Лошадки миновали перевал и пошли быстрее - видно, чуяли жилье. За очередным поворотом показался спуск в долину, на самом краю которого стояла деревенька, где я решила остановиться и выспаться, ибо в прошлую ночь поспать так и не удалось. Не иначе, Сашаисса уберегла нас от сна в запретном месте, послав мне видение тёмного пути! Иначе мы могли бы и не проснуться, как те, чьи лица виднелись в туманном мороке…
- Тами, - позвал паладин, ехавший чуть позади, - Тами, что это была за поляна?

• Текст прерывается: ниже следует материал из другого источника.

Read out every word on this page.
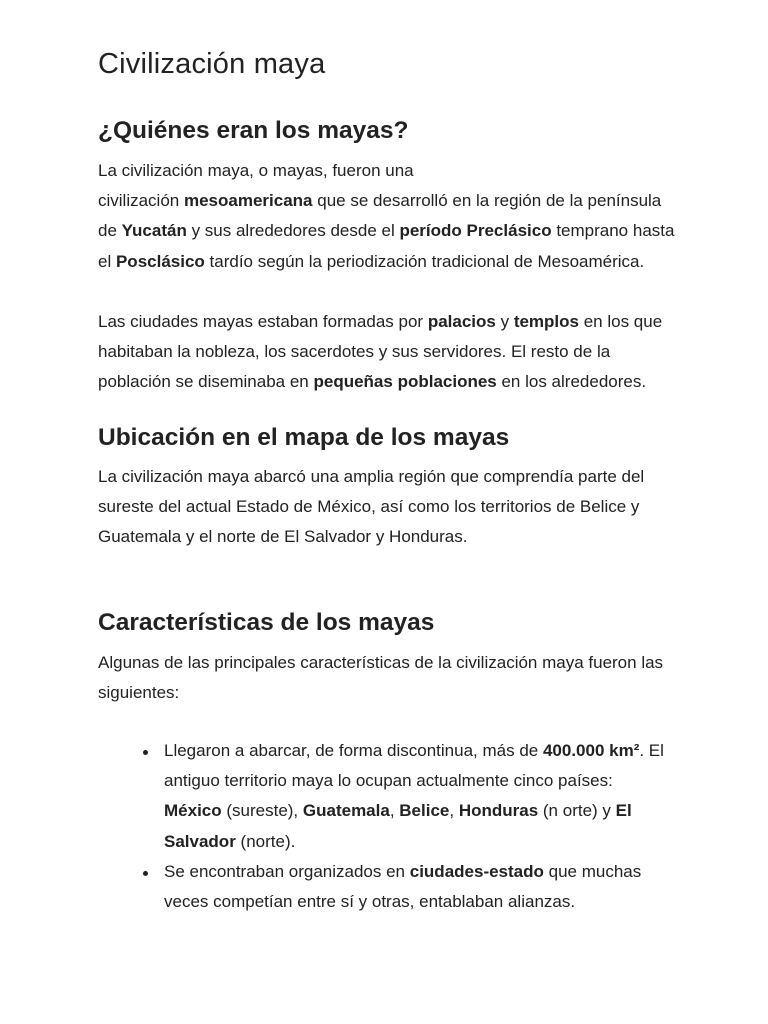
Civilización maya
¿Quiénes eran los mayas?

La civilización maya, o mayas, fueron una
civilización mesoamericana que se desarrolló en la región de la península de Yucatán y sus alrededores desde el período Preclásico temprano hasta el Posclásico tardío según la periodización tradicional de Mesoamérica.

Las ciudades mayas estaban formadas por palacios y templos en los que habitaban la nobleza, los sacerdotes y sus servidores. El resto de la población se diseminaba en pequeñas poblaciones en los alrededores.

Ubicación en el mapa de los mayas

La civilización maya abarcó una amplia región que comprendía parte del sureste del actual Estado de México, así como los territorios de Belice y Guatemala y el norte de El Salvador y Honduras.

Características de los mayas

Algunas de las principales características de la civilización maya fueron las siguientes:

Llegaron a abarcar, de forma discontinua, más de 400.000 km². El antiguo territorio maya lo ocupan actualmente cinco países: México (sureste), Guatemala, Belice, Honduras (n orte) y El Salvador (norte).
Se encontraban organizados en ciudades-estado que muchas veces competían entre sí y otras, entablaban alianzas.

Я скрыла улыбку. Немало времени понадобилось этому Воину Света, чтобы обдумать случившееся и задать правильный вопрос!
Придержав лошадь, поехала рядом с ним.
- Это было заброшенное капище Дагона, Викер… Место, где чернобогу долгое время приносят человеческие жертвы, обретает, в конце концов, собственную злую волю и может забирать души у тех, кто засыпает в его непосредственной близости.
- Что ты сделала с ним?
- Именем и Силой Великой Матери разорвала связь злой воли и жертвенных камней. И ты помог мне в этом… Без тебя, Викер, я бы не справилась!
- Без меня… - пробормотал он.
В глазах вспыхнуло понимание, его зрачки стремительно расширились.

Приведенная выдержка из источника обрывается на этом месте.